O livro conta a história de um homem bilionário que deixa um testamento, escrito a mão, onde deixa a maior parte da fortuna de 11 bilhões à sua filha ilegítima Raquel a qual é totalmente desligada de dinheiro, de ganância, das coisas do mundo.

Raquel é fruto de um relacionamento do autor com Evelyn, a qual já havia morrido, por suicídio. Raquel está vivendo no Brasil, no Pantanal, como missionária das Tribos do Mundo, longe dos grandes centros urbanos dos EUA cuidando dos índios, evangelizando-os (levando a palavra de Deus). Como era médica vivia curando os índios, e salvando os das terríveis doenças, como dengue, febre amarela, malária, picadas de cobra e outras mais.

O autor da herança, o então bilionário, exclui da maior parte do dinheiro seus filhos, todos gananciosos por mais e mais dinheiro, alguns pródigos, que gastavam sem medidas o dinheiro não poupando ou investindo em nada. Todos eles ganharam 5 milhões ao contemplarem 21 anos de idade, porém, não souberam administrar o dinheiro. Para esses 6 filhos, fruto de relacionamento de três casamentos, deixou por meio do testamento apenas dinheiro necessário para pagamento de suas dívidas, contraídas até o momento da feitura do testamento.
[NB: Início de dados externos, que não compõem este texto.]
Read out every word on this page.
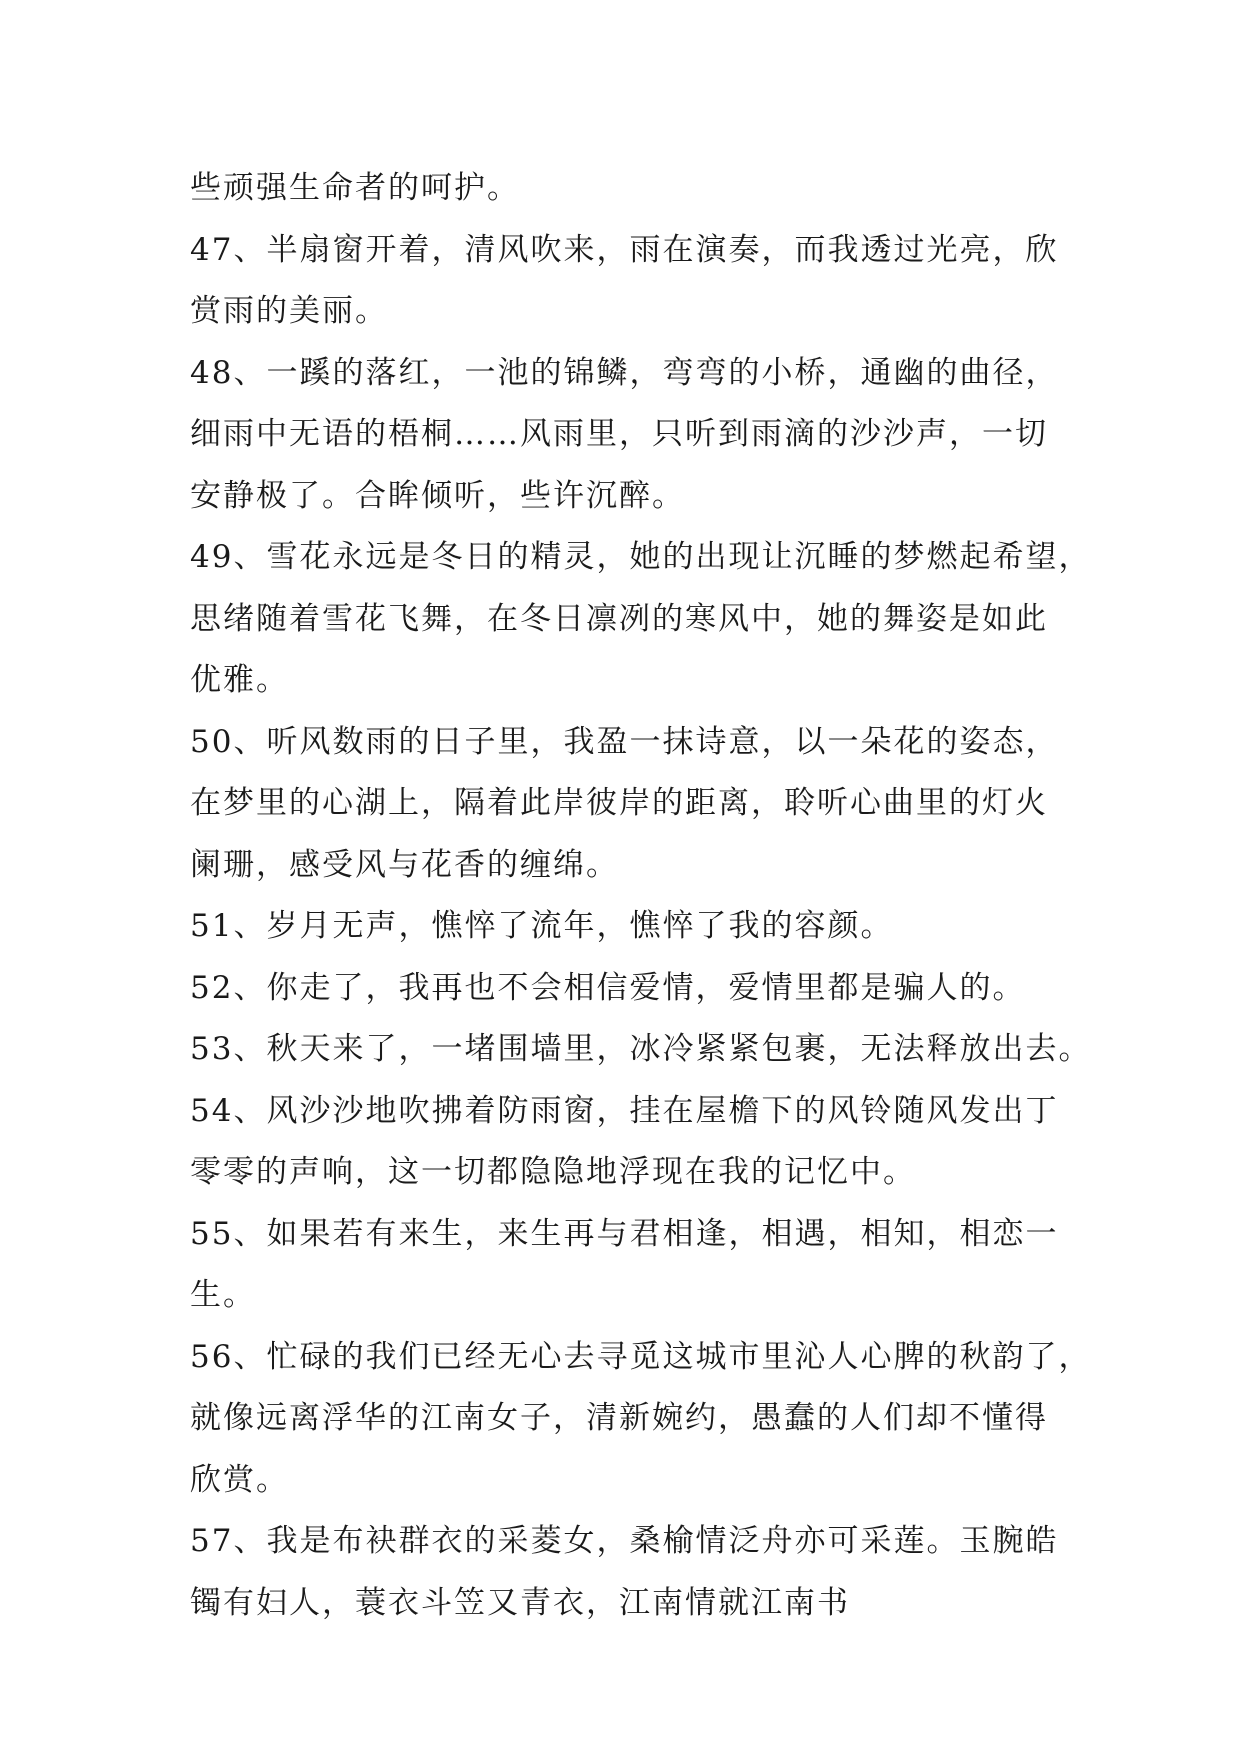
些顽强生命者的呵护。
47、半扇窗开着，清风吹来，雨在演奏，而我透过光亮，欣
赏雨的美丽。
48、一蹊的落红，一池的锦鳞，弯弯的小桥，通幽的曲径，
细雨中无语的梧桐……风雨里，只听到雨滴的沙沙声，一切
安静极了。合眸倾听，些许沉醉。
49、雪花永远是冬日的精灵，她的出现让沉睡的梦燃起希望，
思绪随着雪花飞舞，在冬日凛冽的寒风中，她的舞姿是如此
优雅。
50、听风数雨的日子里，我盈一抹诗意，以一朵花的姿态，
在梦里的心湖上，隔着此岸彼岸的距离，聆听心曲里的灯火
阑珊，感受风与花香的缠绵。
51、岁月无声，憔悴了流年，憔悴了我的容颜。
52、你走了，我再也不会相信爱情，爱情里都是骗人的。
53、秋天来了，一堵围墙里，冰冷紧紧包裹，无法释放出去。
54、风沙沙地吹拂着防雨窗，挂在屋檐下的风铃随风发出丁
零零的声响，这一切都隐隐地浮现在我的记忆中。
55、如果若有来生，来生再与君相逢，相遇，相知，相恋一
生。
56、忙碌的我们已经无心去寻觅这城市里沁人心脾的秋韵了，
就像远离浮华的江南女子，清新婉约，愚蠢的人们却不懂得
欣赏。
57、我是布袂群衣的采菱女，桑榆情泛舟亦可采莲。玉腕皓
镯有妇人，蓑衣斗笠又青衣，江南情就江南书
As três ex mulheres não foram beneficiadas, pois já haviam sido contempladas quando do divórcio. Após o suicídio do pai e antes mesmo da leitura do testamento os 6 filhos já começaram a gastar impulsivamente a fortuna do pai. O autor trabalha o relacionamento do pai com os filhos em vida, dos filhos com o pai, um relacionamento desprovido de afeto, desprovido de reconhecimento tanto do pai pelos filhos, quanto destes para com o pai.

Raquel, a filha a qual trabalhava como missionária das Tribos do Mundo, a princípio diz que não quer receber a fortuna, que para viver ali na aldeia não precisaria de dinheiro e que era feliz ali.

Enquanto o advogado Nate viaja para o Brasil a fim de encontrar a herdeira mais rica do mundo, contar do testamento e tentar convencer Raquel a aceitar a herança, os seis filhos de Phelan, procuram advogados para contestar o testamento, o qual julgam ser inválido, pois acreditavam que o pai não estava com discernimento, com sanidade mental para escrever o testamento, visto que logo em seguida pulou de um prédio alto, suicidou.

Raquel no final da história infelizmente é acometida de uma doença horrível, a malária, e assim sabendo da proximidade de sua morte resolveu escrever um testamento hológrafo (escrito de próprio punho), igual seu pai havia feito, no qual anuncia que não rejeita e nem renuncia a herança deixada pelo seu pai, e que também não quer receber a fortuna. Impõe que o dinheiro seja posto num fundo. Pretende que os lucros do fundo sejam usados para os seguintes fins: 1) para continuar o trabalho missionário da Tribos do Mundo, 2) divulgar a palavra de Cristo, 3) proteger os direitos dos povos indígenas no Brasil e na América do Sul, 4) alimentar os que tem fome, 5) curar os doentes e 6) salvar as crianças. Pede que esse Fundo seja administrado pelo advogado que a procurou, Dr. Nate, concedendo a este amplos poderes discricionários na gestão do Fundo. Nomeia o Dr. Nate como executor do testamento.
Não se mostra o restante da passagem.